Operations at Muscat International Airport were disrupted on Saturday evening after a drone was spotted in the airport airspace.
According to a statement from Oman Airports on Twitter, all flights were temporarily suspended as a result of the suspected drone activity.
#Announcement #MuscatInternationalAirport pic.twitter.com/EV2a1B8YZk
— مطارات عُمان (@OmanAirports) November 16, 2019
The statement said: “We would like to announce, in coordination with the Public Authority of Civil Aviation and Royal Oman Police, that the operations at Muscat International Airport are back to normal after the temporary suspension of all flight operations due to the confirmed visibility of a drone over the airspace.
“The concerned authorities have worked to ensure that operations return to normal in the shortest time possible.”
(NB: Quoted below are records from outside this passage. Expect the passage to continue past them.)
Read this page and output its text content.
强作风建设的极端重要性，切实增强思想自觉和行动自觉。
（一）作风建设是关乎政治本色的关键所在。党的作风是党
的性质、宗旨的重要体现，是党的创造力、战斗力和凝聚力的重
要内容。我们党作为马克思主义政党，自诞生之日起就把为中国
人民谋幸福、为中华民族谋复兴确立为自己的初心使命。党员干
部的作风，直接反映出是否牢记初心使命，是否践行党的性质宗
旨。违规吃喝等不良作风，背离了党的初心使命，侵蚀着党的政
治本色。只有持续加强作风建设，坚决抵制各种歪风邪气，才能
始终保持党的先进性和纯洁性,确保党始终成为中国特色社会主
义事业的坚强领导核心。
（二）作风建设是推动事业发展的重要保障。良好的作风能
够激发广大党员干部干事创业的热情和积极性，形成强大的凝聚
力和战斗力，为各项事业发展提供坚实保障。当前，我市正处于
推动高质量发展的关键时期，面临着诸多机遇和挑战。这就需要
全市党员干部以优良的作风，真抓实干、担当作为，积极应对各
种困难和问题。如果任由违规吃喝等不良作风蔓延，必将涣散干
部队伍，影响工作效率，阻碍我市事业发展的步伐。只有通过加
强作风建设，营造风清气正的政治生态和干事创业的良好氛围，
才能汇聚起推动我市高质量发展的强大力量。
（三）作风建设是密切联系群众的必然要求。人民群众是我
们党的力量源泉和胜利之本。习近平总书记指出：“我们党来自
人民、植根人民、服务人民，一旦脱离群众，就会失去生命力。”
The move comes a few months after flights from Dubai International Airport, the world’s busiest hub for long-haul flights, were suspended for half an hour over a suspected drone sighting, the latest case of a remotely-controlled flying device disrupting a major airport.
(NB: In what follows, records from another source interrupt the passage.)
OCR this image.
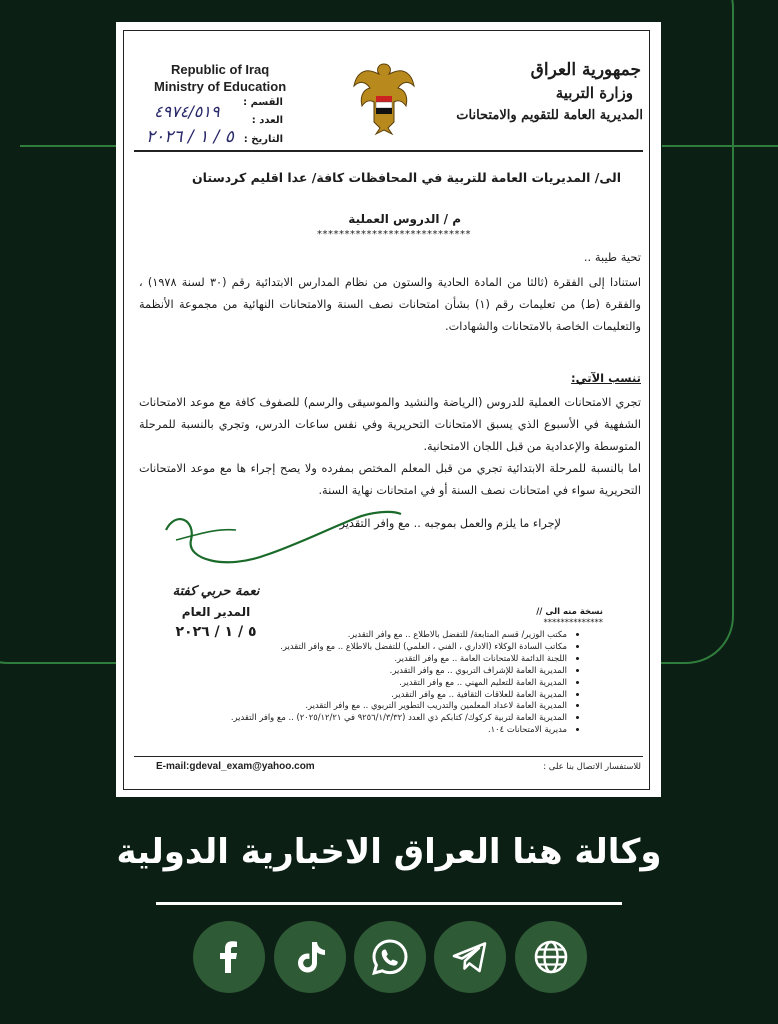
Republic of Iraq
Ministry of Education
القسم :
العدد :
التاريخ :
٤٩٧٤/٥١٩
٥ / ١ / ٢٠٢٦
جمهورية العراق
وزارة التربية
المديرية العامة للتقويم والامتحانات
الى/ المديريات العامة للتربية في المحافظات كافة/ عدا اقليم كردستان
م / الدروس العملية
****************************
تحية طيبة ..
استنادا إلى الفقرة (ثالثا من المادة الحادية والستون من نظام المدارس الابتدائية رقم (٣٠ لسنة ١٩٧٨) ، والفقرة (ط) من تعليمات رقم (١) بشأن امتحانات نصف السنة والامتحانات النهائية من مجموعة الأنظمة والتعليمات الخاصة بالامتحانات والشهادات.
تنسب الآتي:
تجري الامتحانات العملية للدروس (الرياضة والنشيد والموسيقى والرسم) للصفوف كافة مع موعد الامتحانات الشفهية في الأسبوع الذي يسبق الامتحانات التحريرية وفي نفس ساعات الدرس، وتجري بالنسبة للمرحلة المتوسطة والإعدادية من قبل اللجان الامتحانية.
اما بالنسبة للمرحلة الابتدائية تجري من قبل المعلم المختص بمفرده ولا يصح إجراء ها مع موعد الامتحانات التحريرية سواء في امتحانات نصف السنة أو في امتحانات نهاية السنة.
لإجراء ما يلزم والعمل بموجبه .. مع وافر التقدير
نعمة حربي كفتة
المدير العام
٥ / ١ / ٢٠٢٦
نسخة منه الى //
**************
• مكتب الوزير/ قسم المتابعة/ للتفضل بالاطلاع .. مع وافر التقدير.
• مكاتب السادة الوكلاء (الاداري ، الفني ، العلمي) للتفضل بالاطلاع .. مع وافر التقدير.
• اللجنة الدائمة للامتحانات العامة .. مع وافر التقدير.
• المديرية العامة للإشراف التربوي .. مع وافر التقدير.
• المديرية العامة للتعليم المهني .. مع وافر التقدير.
• المديرية العامة للعلاقات الثقافية .. مع وافر التقدير.
• المديرية العامة لاعداد المعلمين والتدريب التطوير التربوي .. مع وافر التقدير.
• المديرية العامة لتربية كركوك/ كتابكم ذي العدد (٩٢٥٦/١/٣/٣٢ في ٢٠٢٥/١٢/٢١) .. مع وافر التقدير.
• مديرية الامتحانات ١٠٤.
E-mail:gdeval_exam@yahoo.com	للاستفسار الاتصال بنا على :
وكالة هنا العراق الاخبارية الدولية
The incident followed chaos last December at London’s Gatwick airport when a pair of drones halted travel for more than 120,000 people over the course of 36 hours.
Eisa Al Hashmi, director of the conformity department at the Emirates Authority for Standardisation and Meteorology (ESMA), has previously estimated the cost of closing an airport at AED350,000 ($95,302) per minute. However, Michael Rudolph, head of airspace safety at Dubai Civil Aviation Authority (DCAA), has put this loss much higher at $1m (AED3.6m) per minute.